You should typically use validate() or filter() to obtain instances of the collection as this method does not guarantee that the returned collection upholds any invariants. Nonetheless, it may be useful to use in instances where it is known that the provided data adheres to the collection’s invariants.

Args:
data: The data for all members. The dictionary must contain exactly one

entry per member with the name of the member as key.

Returns:

The initialized collection.

Raises:
ValueError: If an insufficient set of input data frames is provided, i.e. if

any required member of this collection is missing in the input.

Attention:

For lazy frames, casting is not performed eagerly. This prevents collecting the lazy frames’ schemas but also means that a call to collect() further down the line might fail because of the cast and/or missing columns.

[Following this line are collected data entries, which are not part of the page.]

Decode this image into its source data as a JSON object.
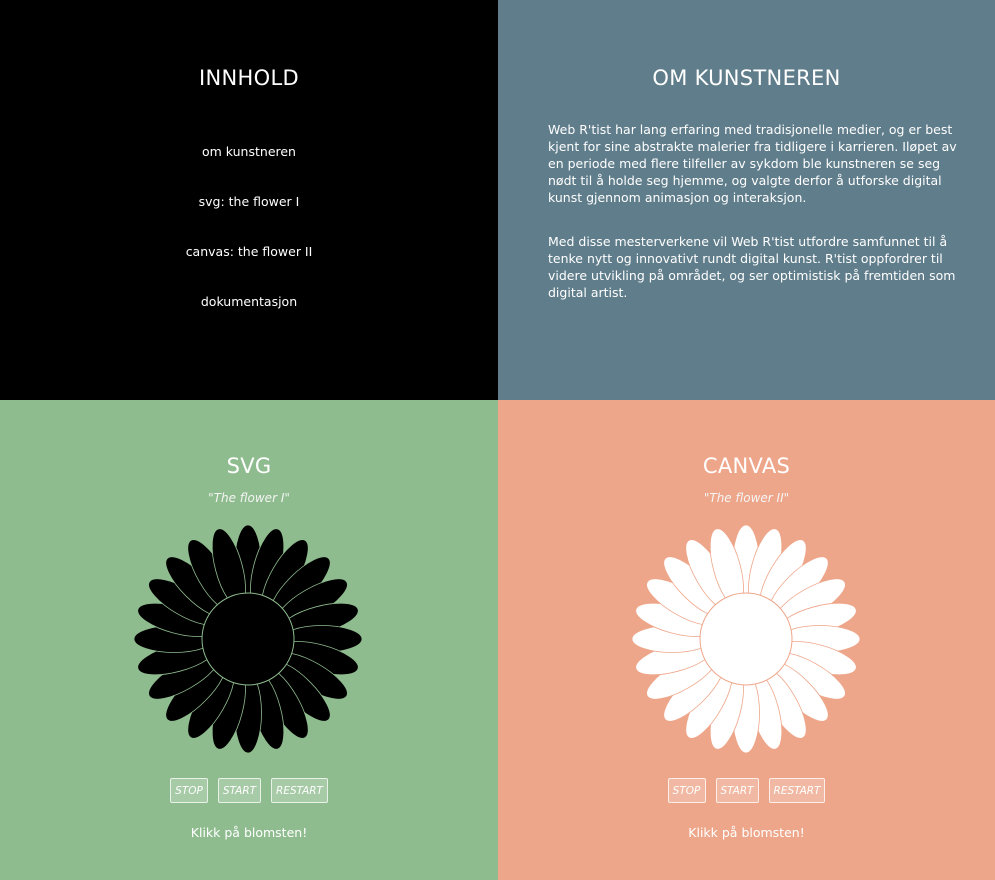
{
  "nav": {
    "title": "INNHOLD",
    "items": [
      {
        "label": "om kunstneren"
      },
      {
        "label": "svg: the flower I"
      },
      {
        "label": "canvas: the flower II"
      },
      {
        "label": "dokumentasjon"
      }
    ]
  },
  "about": {
    "title": "OM KUNSTNEREN",
    "paragraphs": [
      "Web R'tist har lang erfaring med tradisjonelle medier, og er best kjent for sine abstrakte malerier fra tidligere i karrieren. Iløpet av en periode med flere tilfeller av sykdom ble kunstneren se seg nødt til å holde seg hjemme, og valgte derfor å utforske digital kunst gjennom animasjon og interaksjon.",
      "Med disse mesterverkene vil Web R'tist utfordre samfunnet til å tenke nytt og innovativt rundt digital kunst. R'tist oppfordrer til videre utvikling på området, og ser optimistisk på fremtiden som digital artist."
    ]
  },
  "svg_panel": {
    "title": "SVG",
    "subtitle": "\"The flower I\"",
    "buttons": {
      "stop": "STOP",
      "start": "START",
      "restart": "RESTART"
    },
    "hint": "Klikk på blomsten!",
    "flower_fill": "#000000",
    "flower_stroke": "#8fbc8f",
    "background": "#8fbc8f"
  },
  "canvas_panel": {
    "title": "CANVAS",
    "subtitle": "\"The flower II\"",
    "buttons": {
      "stop": "STOP",
      "start": "START",
      "restart": "RESTART"
    },
    "hint": "Klikk på blomsten!",
    "flower_fill": "#ffffff",
    "flower_stroke": "#eea68a",
    "background": "#eea68a"
  }
}
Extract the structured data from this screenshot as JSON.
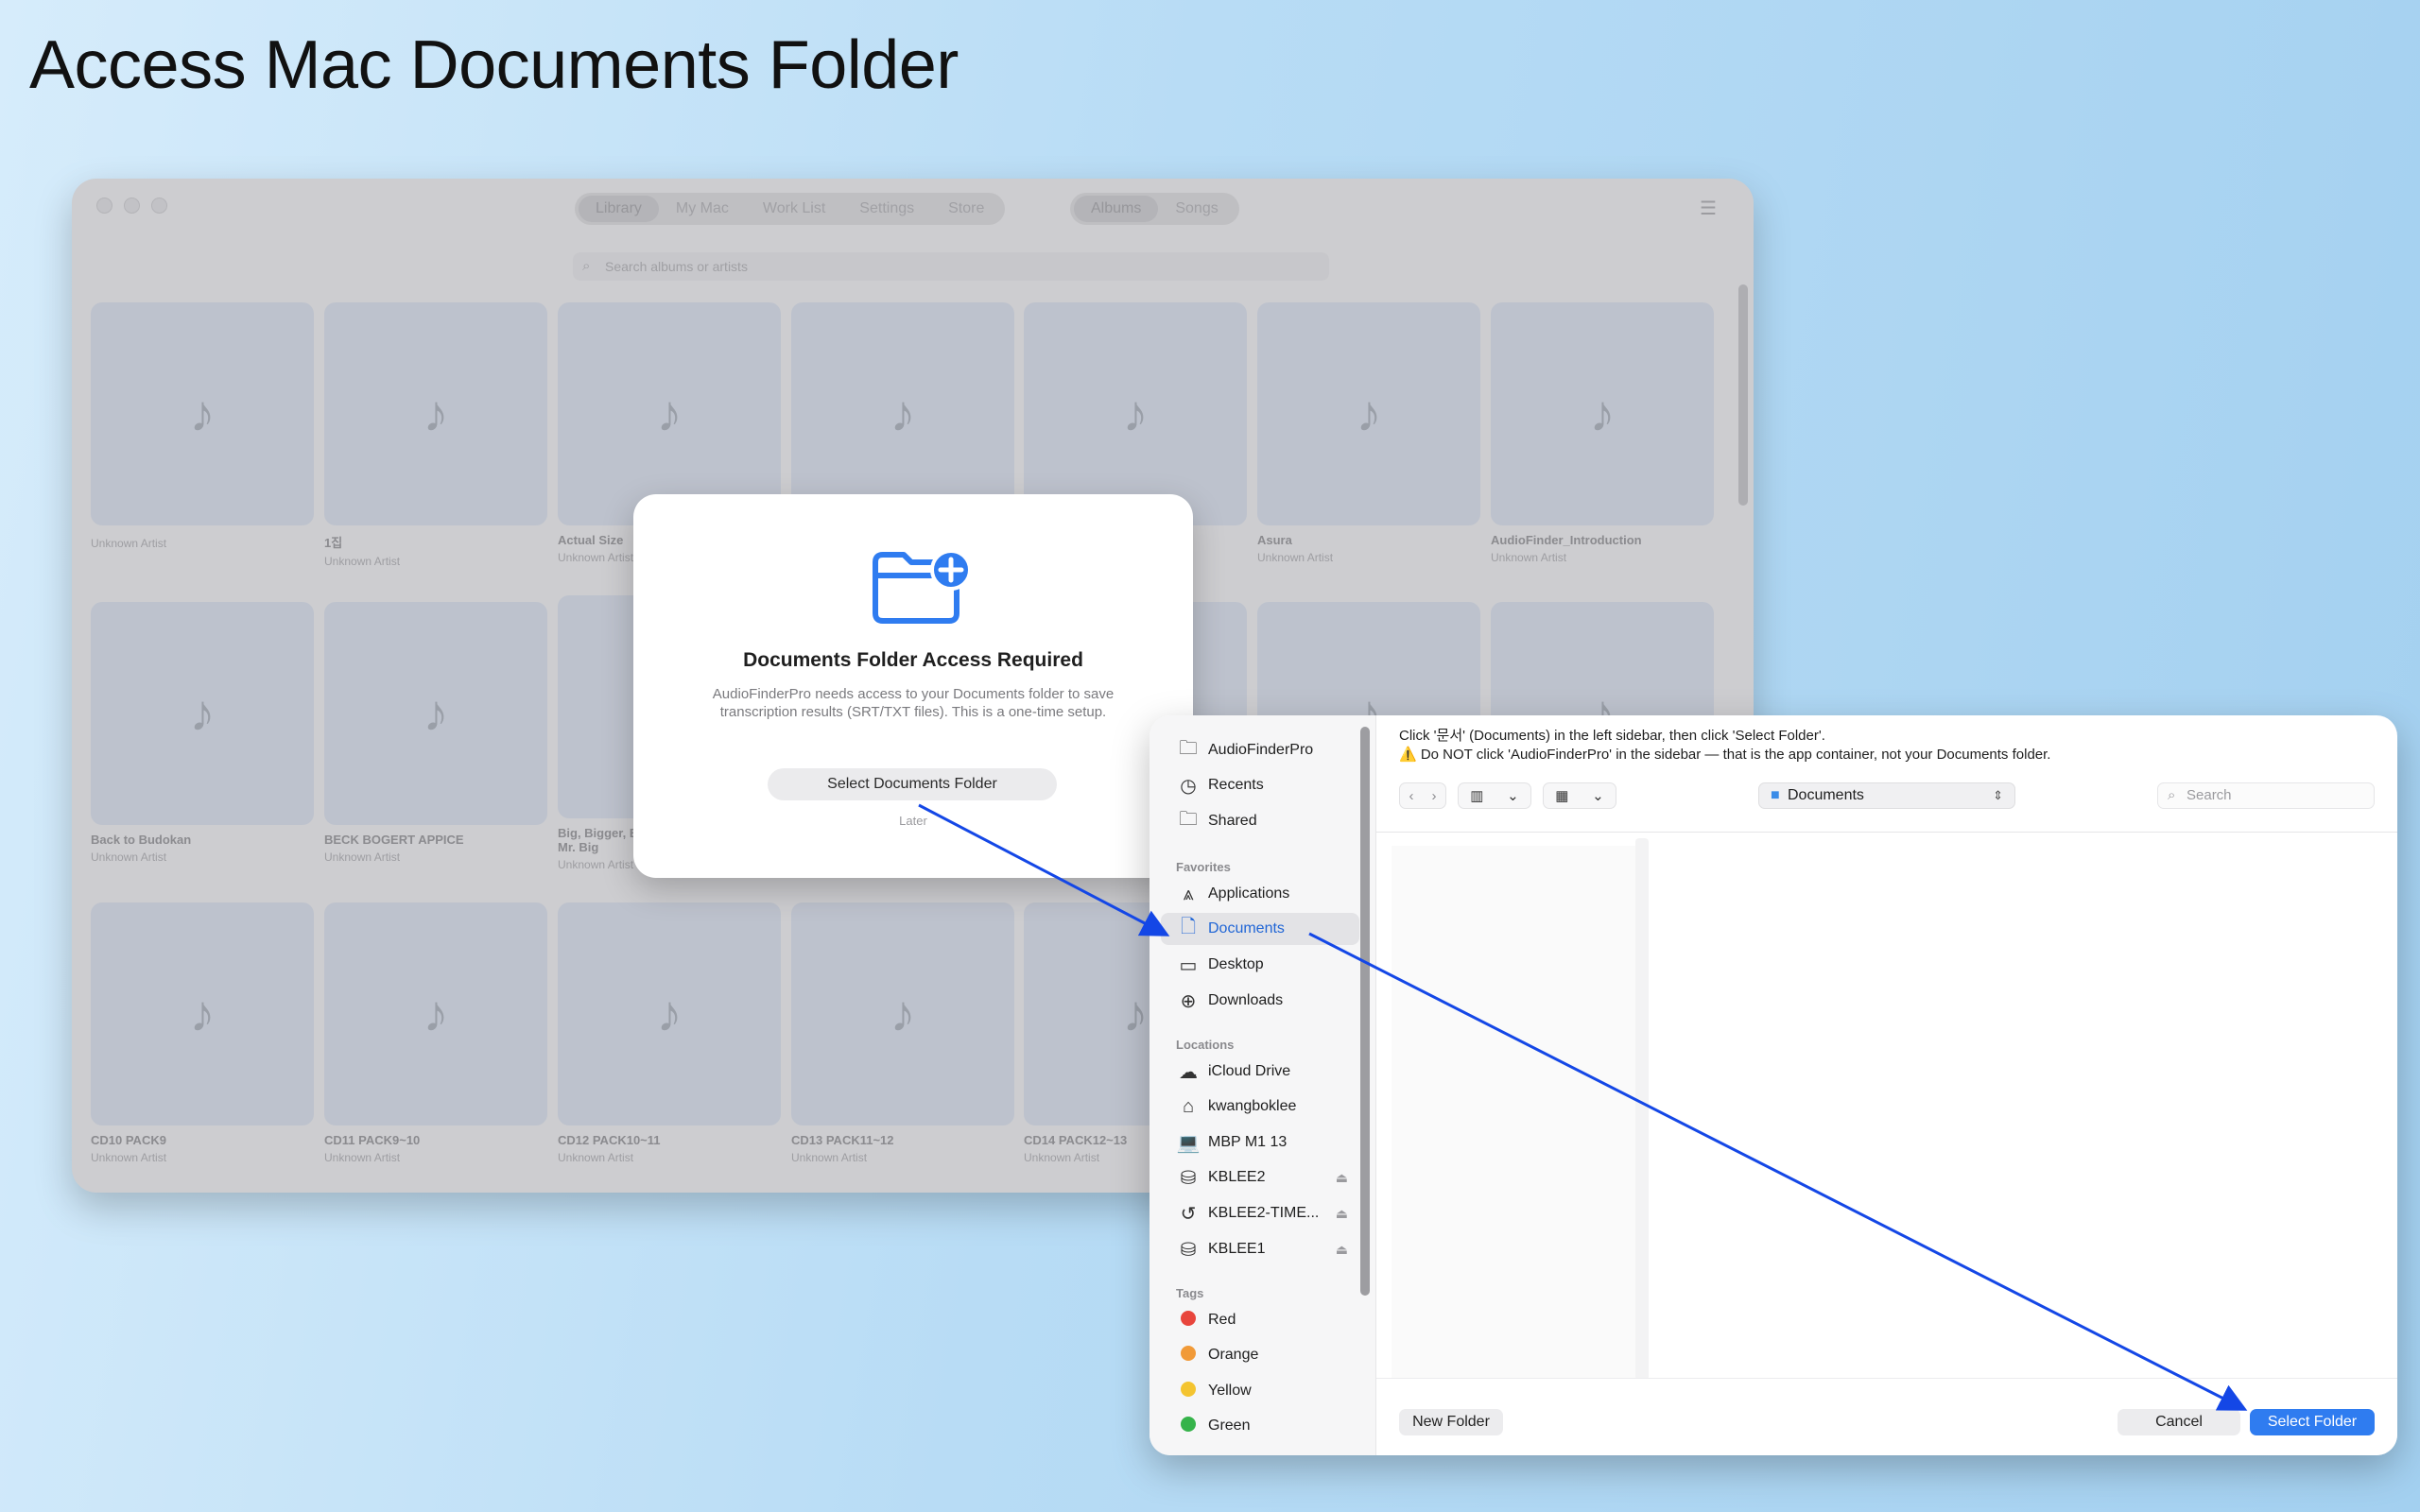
{
  "page": {
    "heading": "Access Mac Documents Folder"
  },
  "app": {
    "tabs": [
      "Library",
      "My Mac",
      "Work List",
      "Settings",
      "Store"
    ],
    "view_tabs": [
      "Albums",
      "Songs"
    ],
    "search_placeholder": "Search albums or artists",
    "music_glyph": "♪",
    "albums": [
      {
        "title": "",
        "artist": "Unknown Artist"
      },
      {
        "title": "1집",
        "artist": "Unknown Artist"
      },
      {
        "title": "Actual Size",
        "artist": "Unknown Artist"
      },
      {
        "title": "",
        "artist": ""
      },
      {
        "title": "",
        "artist": ""
      },
      {
        "title": "Asura",
        "artist": "Unknown Artist"
      },
      {
        "title": "AudioFinder_Introduction",
        "artist": "Unknown Artist"
      },
      {
        "title": "Back to Budokan",
        "artist": "Unknown Artist"
      },
      {
        "title": "BECK BOGERT APPICE",
        "artist": "Unknown Artist"
      },
      {
        "title": "Big, Bigger, B",
        "title2": "Mr. Big",
        "artist": "Unknown Artist"
      },
      {
        "title": "",
        "artist": ""
      },
      {
        "title": "",
        "artist": ""
      },
      {
        "title": "",
        "artist": ""
      },
      {
        "title": "",
        "artist": ""
      },
      {
        "title": "CD10 PACK9",
        "artist": "Unknown Artist"
      },
      {
        "title": "CD11 PACK9~10",
        "artist": "Unknown Artist"
      },
      {
        "title": "CD12 PACK10~11",
        "artist": "Unknown Artist"
      },
      {
        "title": "CD13 PACK11~12",
        "artist": "Unknown Artist"
      },
      {
        "title": "CD14 PACK12~13",
        "artist": "Unknown Artist"
      }
    ]
  },
  "modal": {
    "title": "Documents Folder Access Required",
    "description": "AudioFinderPro needs access to your Documents folder to save transcription results (SRT/TXT files). This is a one-time setup.",
    "primary_button": "Select Documents Folder",
    "later_link": "Later"
  },
  "dialog": {
    "instruction_line1": "Click '문서' (Documents) in the left sidebar, then click 'Select Folder'.",
    "instruction_line2": "⚠️ Do NOT click 'AudioFinderPro' in the sidebar — that is the app container, not your Documents folder.",
    "path": "Documents",
    "search_placeholder": "Search",
    "sidebar_top": [
      {
        "label": "AudioFinderPro",
        "icon": "folder-icon"
      },
      {
        "label": "Recents",
        "icon": "clock-icon"
      },
      {
        "label": "Shared",
        "icon": "shared-folder-icon"
      }
    ],
    "favorites_header": "Favorites",
    "favorites": [
      {
        "label": "Applications",
        "icon": "applications-icon"
      },
      {
        "label": "Documents",
        "icon": "document-icon"
      },
      {
        "label": "Desktop",
        "icon": "desktop-icon"
      },
      {
        "label": "Downloads",
        "icon": "download-icon"
      }
    ],
    "locations_header": "Locations",
    "locations": [
      {
        "label": "iCloud Drive",
        "icon": "cloud-icon"
      },
      {
        "label": "kwangboklee",
        "icon": "home-icon"
      },
      {
        "label": "MBP M1 13",
        "icon": "laptop-icon"
      },
      {
        "label": "KBLEE2",
        "icon": "drive-icon"
      },
      {
        "label": "KBLEE2-TIME...",
        "icon": "time-machine-icon"
      },
      {
        "label": "KBLEE1",
        "icon": "drive-icon"
      }
    ],
    "tags_header": "Tags",
    "tags": [
      {
        "label": "Red",
        "color": "#e8453c"
      },
      {
        "label": "Orange",
        "color": "#f19a38"
      },
      {
        "label": "Yellow",
        "color": "#f4c430"
      },
      {
        "label": "Green",
        "color": "#35b34a"
      }
    ],
    "new_folder": "New Folder",
    "cancel": "Cancel",
    "select_folder": "Select Folder"
  },
  "colors": {
    "accent": "#2f7cf0",
    "arrow": "#1447e6"
  }
}
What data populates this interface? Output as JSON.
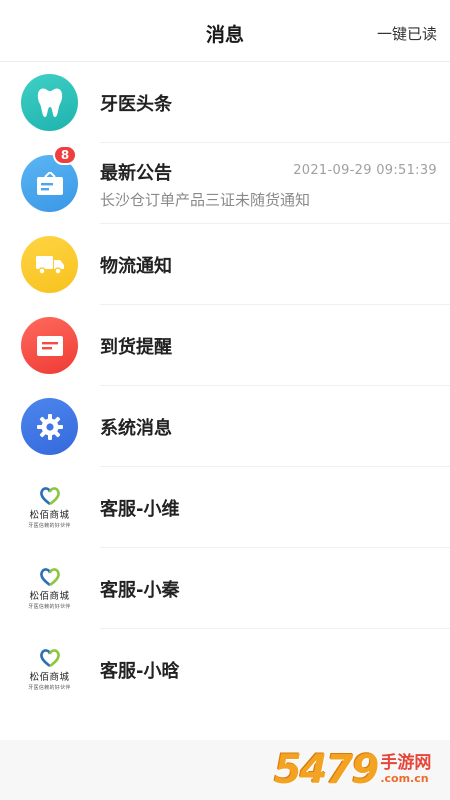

collect_all() Self[source]

Collect all members of the collection.

This method collects all members in parallel for maximum efficiency. It is particularly useful when filter() is called with lazy frame inputs.

Returns:

The same collection with all members collected once.

Note:

As all collection members are required to be lazy frames, the returned collection’s members are still “lazy”. However, they are “shallow-lazy”, meaning they are obtained by calling .collect().lazy().

classmethod common_primary_keys() list[str][source]

The primary keys shared by non ignored members of the collection.

classmethod create_empty() Self[source]

Create an empty collection without any data.

This method simply calls create_empty on all member schemas, including non-optional ones.

Returns:

An instance of this collection.

classmethod filter(data: Mapping[str, FrameType], /, *, cast: bool = False) tuple[Self, dict[str, FailureInfo]][source]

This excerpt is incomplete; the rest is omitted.